Jumat 16 Feb 2024 15:18 WIB

Sindir Jokowi, Hasto: Terlalu Berbahaya Jika Bertumpu Kekuatan Orang Tertentu

Sekjen PDIP Hasto menyindir Jokowi dengan sebut berbahaya bertumpu dengan satu orang.

Rep: Nawir Arsyad Akbar/ Red: Bilal Ramadhan
Sekretaris Jenderal Partai Demokrasi Indonesia Perjuangan (PDIP), Hasto Kristiyanto. Sekjen PDIP Hasto menyindir Jokowi dengan sebut berbahaya bertumpu dengan satu orang.
Foto: Republiik/Nawir Arsyad Akbar
Sekretaris Jenderal Partai Demokrasi Indonesia Perjuangan (PDIP), Hasto Kristiyanto. Sekjen PDIP Hasto menyindir Jokowi dengan sebut berbahaya bertumpu dengan satu orang.

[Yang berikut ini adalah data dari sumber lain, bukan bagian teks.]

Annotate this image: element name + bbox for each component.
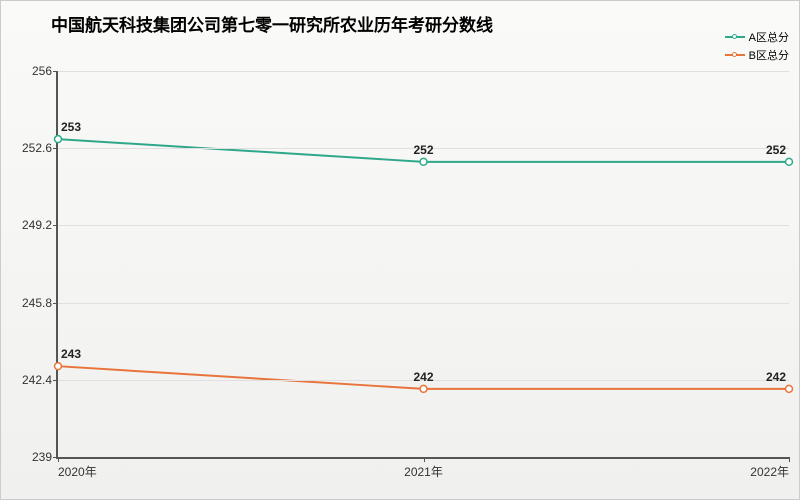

REPUBLIKA.CO.ID, JAKARTA -- Sekretaris Jenderal Partai Demokrasi Indonesia Perjuangan (PDIP), Hasto Kristiyanto, mengatakan bahwa Indonesia tidak dibangun oleh kekuatan orang per orang, tetapi dari kekuatan kolektif yang membuat bangsa ini bisa menjadi kuat.

Hal tersebut juga merupakan sindirannya terhadap keunggulan Prabowo Subianto-Gibran Rakabuming Raka dalam berbagai hasil hitung cepat atau quick count. Banyak pandangan yang menyebut itu merupakan andil dari Presiden Joko Widodo (Jokowi).

Baca Juga

"Jadi kita ini membangun people effect, kekuatan kolektif. Indonesia sejak dulu tidak dibangun oleh kekuatan orang per orang. Terlalu berbahaya kalau republik ini bertumpu pada kekuatan orang per orang," ujar Hasto di Gedung High End, Jakarta, Kamis (15/2/2024).

"Sehingga yang ada adalah suatu penggunaan dari instrumen-instrumen negara, dari hulu ke hilir," sambungnya.

Tim Pemenangan Nasional (TPN) Ganjar-Mahfud sendiri menggelar rapat dalam mengevaluasi pemilihan presiden (Pilpres) 2024. Salah satunya adalah mengambil kesimpulan bahwa hasil hitung cepat atau quick count bukanlah keputusan pemenangan kontestasi nasional tersebut.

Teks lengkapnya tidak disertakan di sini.